Exposing conditions of production in the fashion industry – student works: Emily Yeung’s Eight Storeys and Lyly Lao’s Homemade

For the last few years I have been teaching in the final year program for Bachelor of Design students at the College of Fine Arts. This program gives students the opportunity to propose and develop their own conceptual projects and I have been lucky enough to teach many talented students and supervise many excellent projects. Last year, two students stood out for the quality of their work and the relationship of their ideas to my own research in product design concerning the factors of production which express, or don’t express, within the experience of consumption.

Emily Yeung is a young fashion designer tackling a big ethical issue within the fashion industry – the exploitation of garment workers in developing countries where they are subjected to low wages and unsafe working conditions. This issue can be perplexing for designers wishing to do the right thing, but faced with that fact that Australian companies produce the vast majority of their clothing overseas, complicit in the economic forces which create the problem. There are arguments to be made that producers need to be both more aware of this situation and intervene directly to make sure that garment workers are not exploited. Yeung’s project Eight Storeys addresses the importance of raising awareness within the fashion design industry in a novel and provocative way.

Starting with her research on the Rana Plaza collapse in Bangladesh and inspired in part by my project Smash Repair, Yeung developed an exceptionally designed video and range of garments which powerfully express the tragedy of such events and at the same time makes a proposal for a local, autonomous and alternative production system which, while highly conceptual, steps away from the moral quagmire of mass-production systems. As Yeung states, this proposal addresses “the demise of local manufacturing and emphasises the need for transparency in supply chains.” The video is well worth a look:

Eight Storeys from Emily Yeung on Vimeo. Yeung’s project was first exhibited at the 2013 COFA Annual Graduation Galleries and awarded the Design for Social Activism prize. It was later awarded the Dia Gotya Nomination from the Design Institute of Australia (2014) and the Hatched Award Nomination from PICA | Perth Institute of Contemporary Arts (2014).

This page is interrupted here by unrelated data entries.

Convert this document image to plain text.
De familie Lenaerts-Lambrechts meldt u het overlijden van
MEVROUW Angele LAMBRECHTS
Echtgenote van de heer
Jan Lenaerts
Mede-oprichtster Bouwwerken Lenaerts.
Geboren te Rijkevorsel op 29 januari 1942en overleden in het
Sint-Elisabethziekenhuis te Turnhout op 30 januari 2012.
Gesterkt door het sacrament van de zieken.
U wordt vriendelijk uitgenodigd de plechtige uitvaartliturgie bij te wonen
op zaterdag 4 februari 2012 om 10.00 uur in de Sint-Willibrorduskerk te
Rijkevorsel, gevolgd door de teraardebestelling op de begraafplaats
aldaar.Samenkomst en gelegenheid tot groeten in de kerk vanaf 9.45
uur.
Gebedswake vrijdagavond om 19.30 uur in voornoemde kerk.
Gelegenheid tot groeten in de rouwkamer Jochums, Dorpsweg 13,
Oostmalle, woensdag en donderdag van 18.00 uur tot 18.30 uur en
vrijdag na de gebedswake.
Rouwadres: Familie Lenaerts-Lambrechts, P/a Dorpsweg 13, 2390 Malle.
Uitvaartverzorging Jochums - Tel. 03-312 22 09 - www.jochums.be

Lyly Lao is another Bachelor of Design graduate interested in the manufacturing conditions of products and materials – in her case, leather. Her research began with a visit to one of the few remaining tanneries in Sydney and the observation that the very complex process of tanning leather (and many chemical ingredients used, often poisonous and environmentally destructive) are almost completely hidden to the consumer within the experience of leather products, such as shoes and bags. Noting the evidence in the archaeological record that the earliest human societies had more ‘organic’ methods of tanning leather using animal waste products such as brain, blood and urine (methods still used in some places, such as the infamous tanneries of Morocco), Lao developed her own DIY techniques for cleaning and tanning pig skin she obtained from a local butcher. An interest in the properties of skin lead her the art of tattooing, which she incorporated into her final design: a self-tanned pair of Men’s shoes with tattooed logos. Leather tanning at a Sydney tannery:

Lyly’s own process involved cleaning the fat off the pigskin she was able to obtain:

Tattoo experiments on pig skin:

Lao’s shoes are not necessarily commercially attractive (though personally I think they are beautiful) but rather the point of Lao’s project is expose the materiality of the product and draw its origins and production conditions closer to the consumption experience. Her shoes, which retain the hair and ink branding from the pig, are far more animalistic than typical leather shoes, and raise the association of pig skin to human skin, accentuated by the visual device of the tattoo. The project asks whether we should be consuming leather at all, but at the same time evidences the possibility of alternative, non-industrial leather production without the need for chemicals and processes of risk to human heath and the environment.

Lyly Lao’s project was exhibited and awarded the sustainability prize at the 2013 COFA Annual Graduation Galleries.